Usually the first game in a series isn’t the best, but the first “Super Mario Bros.” could easily be called the greatest game in the long running series. “Super Mario Bros.” started the long going tradition of Mario games' difficulty ramping up perfectly. The first Goomba showed players that these guys are bad, and that we can jump over them or on them. With “Super Mario Bros.” being the first game in the series and a classic NES game, of course it’s hard. No continues, once you lose all your lives you’re back at the beginning. Each level gets harder and harder with World 8 testing all your skills. You've spent the last 2 months of your summer vacation just to beat this game... What a great summer vacation!

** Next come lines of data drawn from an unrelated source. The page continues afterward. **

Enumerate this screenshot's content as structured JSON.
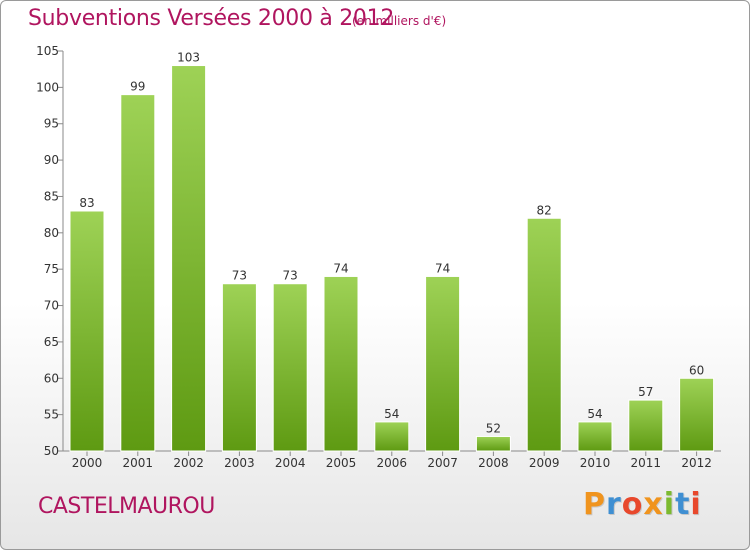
{
  "title": "Subventions Versées 2000 à 2012",
  "unit": "(en milliers d'€)",
  "commune": "CASTELMAUROU",
  "logo": {
    "letters": [
      "P",
      "r",
      "o",
      "x",
      "i",
      "t",
      "i"
    ],
    "colors": [
      "#f0941e",
      "#3f8fd2",
      "#e8482c",
      "#f0941e",
      "#7cba2f",
      "#3f8fd2",
      "#e8482c"
    ]
  },
  "colors": {
    "title": "#b0155f",
    "bar_top": "#9ed256",
    "bar_bottom": "#5e9a12"
  },
  "chart_data": {
    "type": "bar",
    "title": "Subventions Versées 2000 à 2012",
    "categories": [
      "2000",
      "2001",
      "2002",
      "2003",
      "2004",
      "2005",
      "2006",
      "2007",
      "2008",
      "2009",
      "2010",
      "2011",
      "2012"
    ],
    "values": [
      83,
      99,
      103,
      73,
      73,
      74,
      54,
      74,
      52,
      82,
      54,
      57,
      60
    ],
    "ylim": [
      50,
      105
    ],
    "yticks": [
      50,
      55,
      60,
      65,
      70,
      75,
      80,
      85,
      90,
      95,
      100,
      105
    ],
    "grid": false,
    "legend": "none"
  }
}
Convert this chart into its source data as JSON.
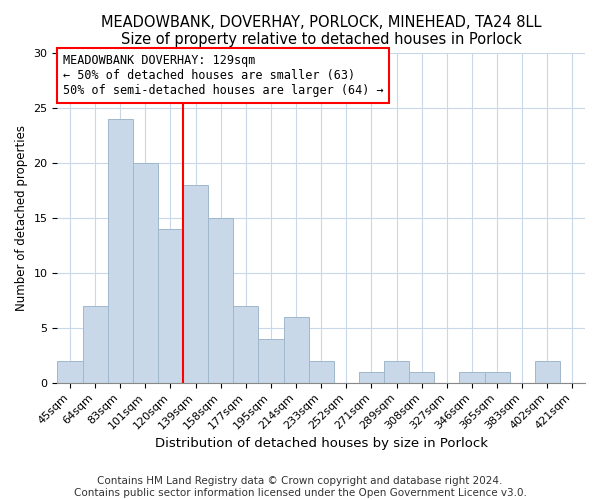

“Super Mario Bros.: The Lost Levels” (1986)


It’s pretty well known, the “Super Mario Bros. 2” we got in North America isn’t the real “Super Mario Bros. 2”. The true “Super Mario Bros. 2” was deemed too hard for North American players. Instead, we got our “Super Mario Bros. 2” which was a re-skin of a Famicom game called “ Doki Doki Panic”. We did eventually get the true “Super Mario Bros. 2” in the amazing compilation “Super Mario All-Stars” as “Super Mario Bros.: The Lost Levels”. Lost Levels took everything we learned in the original “Super Mario Bros.” and cranked it to ten. Jumps were wider, platforms were smaller, and they added wind. Hands down, Lost Levels is the hardest Super Mario game due to these changes. Sadly, I couldn’t beat this one during my summer vacation.